Silvio Persivo
Apesar dos esforços oficiais e do volume expressivo de recursos destinados à comunicação institucional, os indicadores mais recentes revelam um quadro persistente de fragilidade na economia brasileira, especialmente no que diz respeito às finanças das famílias. A realidade concreta tem se imposto sobre o discurso, evidenciando que os desafios estruturais permanecem longe de uma solução consistente. Não se trata apenas de comunicação, mas de problemas estruturais que não são enfrentados pelo atual governo como a questão dos gastos públicos e da inflação.
Dados da Confederação Nacional do Comércio de Bens, Serviços e Turismo, por meio da Pesquisa de Endividamento e Inadimplência do Consumidor (Peic), mostram que, em março de 2026, o percentual de famílias endividadas atingiu 80,4%- o maior nível da série histórica. Além disto, o comprometimento médio da renda com dívidas chegou a 29,6%, indicando que quase um terço dos rendimentos familiares está direcionado ao pagamento de obrigações financeiras.
Este quadro é corroborado por informações do Banco Central do Brasil, que apontam que, em janeiro de 2026, a dívida das famílias correspondia a 49,7% da renda acumulada - patamar muito próximo do recorde histórico de 49,9%, registrado em julho de 2022, período fortemente impactado pelos efeitos da pandemia da Covid-19. A persistência desses níveis elevados evidencia que o problema não é conjuntural, mas estrutural. Embora haja um movimento de redução da taxa básica de juros (Selic), seus efeitos sobre o orçamento das famílias tendem a ser limitados no curto prazo. Isto se deve, em grande medida, ao elevado custo do crédito na ponta, que continua onerando consumidores e dificultando a recomposição financeira. Na prática, muitas famílias permanecem dependentes de empréstimos para cobrir despesas correntes, perpetuando um ciclo de endividamento que se retroalimenta.
Este comportamento revela um descompasso entre a teoria e a prática da educação financeira. Ainda que haja consciência generalizada sobre a importância de controlar gastos, priorizar dívidas mais caras e renegociar compromissos, a pressão do dia a dia leva ao uso recorrente do crédito como solução imediata. O resultado é a ausência de planejamento de longo prazo e o agravamento do desequilíbrio financeiro, mesmo em um cenário de juros em trajetória de queda. O que deveria ser um processo básico-como o controle sistemático de receitas e despesas, a definição de metas e a eliminação de gastos supérfluos-acaba não se concretizando para grande parte da população.
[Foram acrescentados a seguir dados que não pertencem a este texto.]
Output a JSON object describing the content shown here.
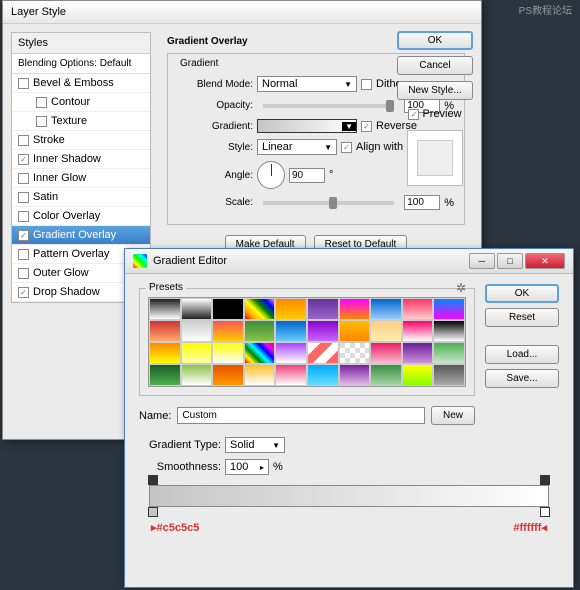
{
  "watermark": "PS教程论坛",
  "layerStyle": {
    "title": "Layer Style",
    "stylesHeader": "Styles",
    "blendingOptions": "Blending Options: Default",
    "items": [
      {
        "label": "Bevel & Emboss",
        "checked": false,
        "indent": false
      },
      {
        "label": "Contour",
        "checked": false,
        "indent": true
      },
      {
        "label": "Texture",
        "checked": false,
        "indent": true
      },
      {
        "label": "Stroke",
        "checked": false,
        "indent": false
      },
      {
        "label": "Inner Shadow",
        "checked": true,
        "indent": false
      },
      {
        "label": "Inner Glow",
        "checked": false,
        "indent": false
      },
      {
        "label": "Satin",
        "checked": false,
        "indent": false
      },
      {
        "label": "Color Overlay",
        "checked": false,
        "indent": false
      },
      {
        "label": "Gradient Overlay",
        "checked": true,
        "indent": false,
        "selected": true
      },
      {
        "label": "Pattern Overlay",
        "checked": false,
        "indent": false
      },
      {
        "label": "Outer Glow",
        "checked": false,
        "indent": false
      },
      {
        "label": "Drop Shadow",
        "checked": true,
        "indent": false
      }
    ],
    "section": "Gradient Overlay",
    "subsection": "Gradient",
    "labels": {
      "blendMode": "Blend Mode:",
      "opacity": "Opacity:",
      "gradient": "Gradient:",
      "style": "Style:",
      "angle": "Angle:",
      "scale": "Scale:",
      "dither": "Dither",
      "reverse": "Reverse",
      "alignWithLayer": "Align with Layer"
    },
    "values": {
      "blendMode": "Normal",
      "opacity": "100",
      "style": "Linear",
      "angle": "90",
      "scale": "100",
      "dither": false,
      "reverse": true,
      "alignWithLayer": true,
      "percent": "%",
      "degree": "°"
    },
    "buttons": {
      "makeDefault": "Make Default",
      "resetDefault": "Reset to Default",
      "ok": "OK",
      "cancel": "Cancel",
      "newStyle": "New Style...",
      "preview": "Preview"
    }
  },
  "gradientEditor": {
    "title": "Gradient Editor",
    "presets": "Presets",
    "name": "Name:",
    "nameValue": "Custom",
    "gradientType": "Gradient Type:",
    "gradientTypeValue": "Solid",
    "smoothness": "Smoothness:",
    "smoothnessValue": "100",
    "percent": "%",
    "buttons": {
      "ok": "OK",
      "reset": "Reset",
      "load": "Load...",
      "save": "Save...",
      "new": "New"
    },
    "hexLeft": "#c5c5c5",
    "hexRight": "#ffffff",
    "swatches": [
      "linear-gradient(#222,#fff)",
      "linear-gradient(#fff,#222)",
      "linear-gradient(#000,#000)",
      "linear-gradient(45deg,red,orange,yellow,green,blue,violet)",
      "linear-gradient(#f80,#fc0)",
      "linear-gradient(#639,#96c)",
      "linear-gradient(#f0f,#f80)",
      "linear-gradient(#06c,#9cf)",
      "linear-gradient(#f36,#fcc)",
      "linear-gradient(#08f,#f0f)",
      "linear-gradient(#c33,#fa6)",
      "linear-gradient(#ccc,#fff)",
      "linear-gradient(#f55,#fc0)",
      "linear-gradient(#388e3c,#8bc34a)",
      "linear-gradient(#06c,#6cf)",
      "linear-gradient(#80c,#c6f)",
      "linear-gradient(#fb0,#f80)",
      "linear-gradient(#fc8,#fea)",
      "linear-gradient(#f06,#fff)",
      "linear-gradient(#000,#fff)",
      "linear-gradient(#f80,#ff0)",
      "linear-gradient(#ff0,#ffa)",
      "linear-gradient(#ff0,#fff)",
      "linear-gradient(45deg,red,yellow,green,cyan,blue,magenta,red)",
      "linear-gradient(#a4f,#fff)",
      "linear-gradient(135deg,#fff 25%,#f66 25%,#f66 50%,#fff 50%,#fff 75%,#f66 75%)",
      "repeating-conic-gradient(#ddd 0 25%,#fff 0 50%) 0/10px 10px",
      "linear-gradient(#e91e63,#f8bbd0)",
      "linear-gradient(#6a1b9a,#ce93d8)",
      "linear-gradient(#4caf50,#c8e6c9)",
      "linear-gradient(#1b5e20,#4caf50)",
      "linear-gradient(#8bc34a,#fff)",
      "linear-gradient(#e65100,#ff9800)",
      "linear-gradient(#fbc02d,#fff)",
      "linear-gradient(#ec407a,#fff)",
      "linear-gradient(#0af,#6df)",
      "linear-gradient(#7b1fa2,#e1bee7)",
      "linear-gradient(#388e3c,#a5d6a7)",
      "linear-gradient(#ff0,#8f0)",
      "linear-gradient(#555,#aaa)"
    ]
  }
}
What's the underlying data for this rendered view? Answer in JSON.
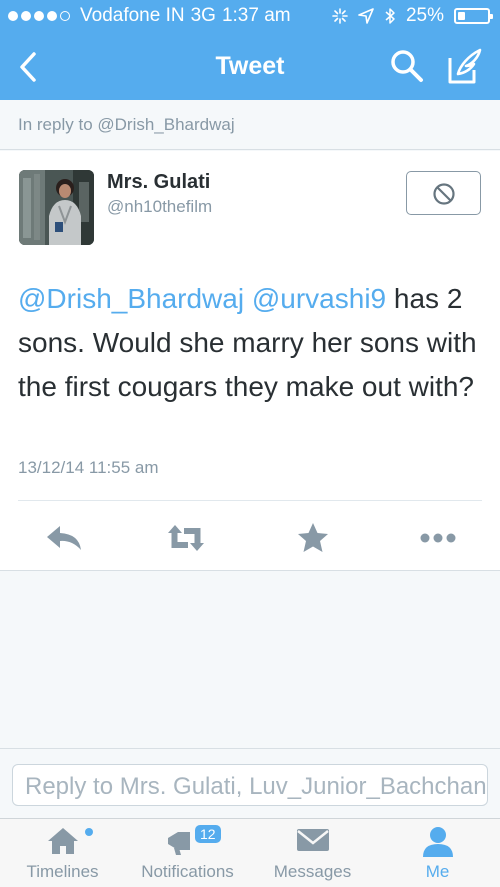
{
  "status_bar": {
    "carrier": "Vodafone IN",
    "network": "3G",
    "time": "1:37 am",
    "battery_percent": "25%",
    "battery_level": 0.25
  },
  "nav": {
    "title": "Tweet",
    "back_icon": "chevron-left-icon",
    "search_icon": "search-icon",
    "compose_icon": "compose-icon"
  },
  "reply_context": "In reply to @Drish_Bhardwaj",
  "tweet": {
    "user_name": "Mrs. Gulati",
    "user_handle": "@nh10thefilm",
    "mention1": "@Drish_Bhardwaj",
    "mention2": "@urvashi9",
    "text_rest": " has 2 sons. Would she marry her sons with the first cougars they make out with?",
    "timestamp": "13/12/14 11:55 am"
  },
  "compose": {
    "placeholder": "Reply to Mrs. Gulati, Luv_Junior_Bachchan"
  },
  "tabs": [
    {
      "label": "Timelines",
      "icon": "home-icon"
    },
    {
      "label": "Notifications",
      "icon": "notifications-icon",
      "badge": "12"
    },
    {
      "label": "Messages",
      "icon": "envelope-icon"
    },
    {
      "label": "Me",
      "icon": "person-icon"
    }
  ],
  "colors": {
    "brand": "#55acee",
    "text": "#292f33",
    "muted": "#8899a6"
  }
}
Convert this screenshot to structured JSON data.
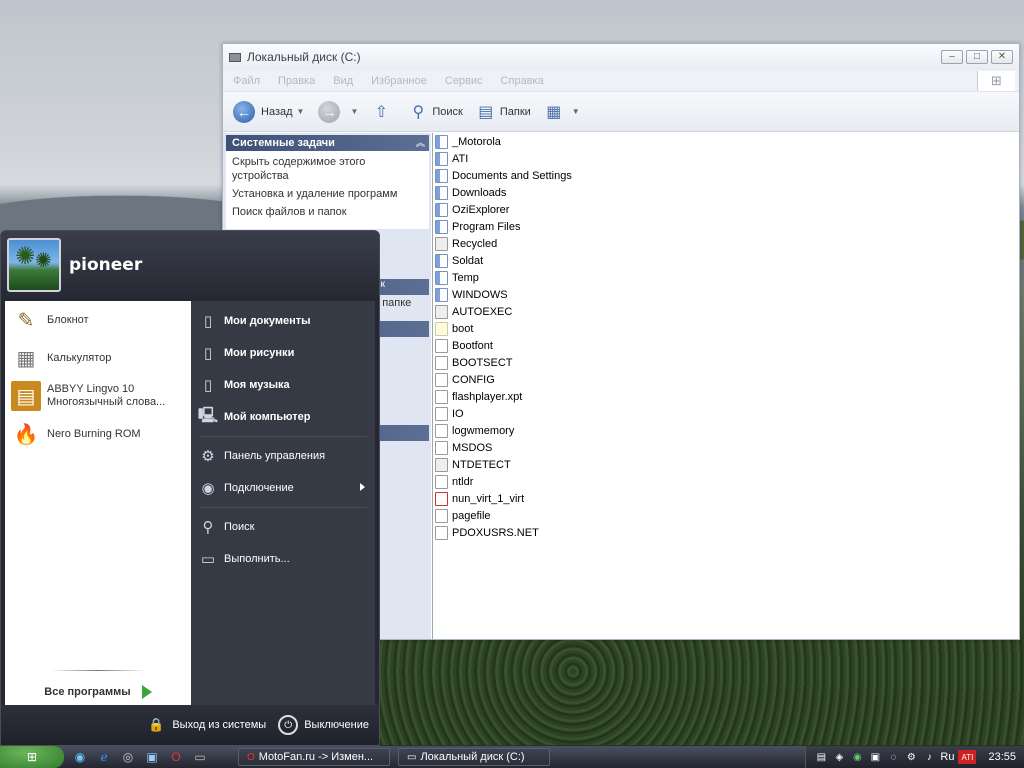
{
  "window": {
    "title": "Локальный диск (C:)",
    "menu": [
      "Файл",
      "Правка",
      "Вид",
      "Избранное",
      "Сервис",
      "Справка"
    ],
    "toolbar": {
      "back_label": "Назад",
      "search_label": "Поиск",
      "folders_label": "Папки"
    },
    "tasks": {
      "header": "Системные задачи",
      "items": [
        "Скрыть содержимое этого устройства",
        "Установка и удаление программ",
        "Поиск файлов и папок"
      ],
      "hidden_fragments": [
        "к",
        "й папке"
      ]
    },
    "files": [
      {
        "name": "_Motorola",
        "type": "folder"
      },
      {
        "name": "ATI",
        "type": "folder"
      },
      {
        "name": "Documents and Settings",
        "type": "folder"
      },
      {
        "name": "Downloads",
        "type": "folder"
      },
      {
        "name": "OziExplorer",
        "type": "folder"
      },
      {
        "name": "Program Files",
        "type": "folder"
      },
      {
        "name": "Recycled",
        "type": "sys"
      },
      {
        "name": "Soldat",
        "type": "folder"
      },
      {
        "name": "Temp",
        "type": "folder"
      },
      {
        "name": "WINDOWS",
        "type": "folder"
      },
      {
        "name": "AUTOEXEC",
        "type": "sys"
      },
      {
        "name": "boot",
        "type": "bat"
      },
      {
        "name": "Bootfont",
        "type": "file"
      },
      {
        "name": "BOOTSECT",
        "type": "file"
      },
      {
        "name": "CONFIG",
        "type": "file"
      },
      {
        "name": "flashplayer.xpt",
        "type": "file"
      },
      {
        "name": "IO",
        "type": "file"
      },
      {
        "name": "logwmemory",
        "type": "file"
      },
      {
        "name": "MSDOS",
        "type": "file"
      },
      {
        "name": "NTDETECT",
        "type": "sys"
      },
      {
        "name": "ntldr",
        "type": "file"
      },
      {
        "name": "nun_virt_1_virt",
        "type": "exe"
      },
      {
        "name": "pagefile",
        "type": "file"
      },
      {
        "name": "PDOXUSRS.NET",
        "type": "file"
      }
    ]
  },
  "startmenu": {
    "username": "pioneer",
    "pinned": [
      {
        "label": "Блокнот",
        "icon": "notepad-icon"
      },
      {
        "label": "Калькулятор",
        "icon": "calculator-icon"
      },
      {
        "label": "ABBYY Lingvo 10",
        "label2": "Многоязычный слова...",
        "icon": "lingvo-icon"
      },
      {
        "label": "Nero Burning ROM",
        "icon": "nero-icon"
      }
    ],
    "all_programs": "Все программы",
    "right": [
      {
        "label": "Мои документы",
        "bold": true
      },
      {
        "label": "Мои рисунки",
        "bold": true
      },
      {
        "label": "Моя музыка",
        "bold": true
      },
      {
        "label": "Мой компьютер",
        "bold": true
      },
      {
        "label": "Панель управления"
      },
      {
        "label": "Подключение",
        "submenu": true
      },
      {
        "label": "Поиск"
      },
      {
        "label": "Выполнить..."
      }
    ],
    "logoff": "Выход из системы",
    "shutdown": "Выключение"
  },
  "taskbar": {
    "tasks": [
      "MotoFan.ru -> Измен...",
      "Локальный диск (C:)"
    ],
    "lang": "Ru",
    "clock": "23:55"
  }
}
Sem esses fundamentos, torna-se praticamente inviável reabrir espaço no orçamento e retomar o equilíbrio financeiro.
A situação se torna ainda mais complexa quando se observa o contexto fiscal. O aumento dos gastos públicos, frequentemente superior à arrecadação, tem levado à adoção de medidas paliativas, como a ampliação de programas de transferência de renda. Estudo da DataBrasil aponta que, ao final de 2025, cerca de 894,9 mil famílias adicionais passaram a receber ao menos um salário mínimo mensal em benefícios sociais. Embora tais iniciativas tenham relevância social imediata, sua expansão sem o devido enfrentamento das causas estruturais tende a gerar efeitos colaterais, como o aumento da pressão fiscal e a manutenção de um ambiente econômico instável. Em outras palavras, trata-se de um esforço que mitiga sintomas, mas não resolve o problema de origem.
O cenário, portanto, exige mais do que ações pontuais. Requer disciplina fiscal, melhoria no ambiente de crédito, estímulo à renda sustentável e, sobretudo, uma agenda consistente de educação financeira. Sem esses pilares, o país continuará convivendo com níveis elevados de endividamento, comprometendo não apenas o bem-estar das famílias, mas também o potencial de crescimento da economia como um todo.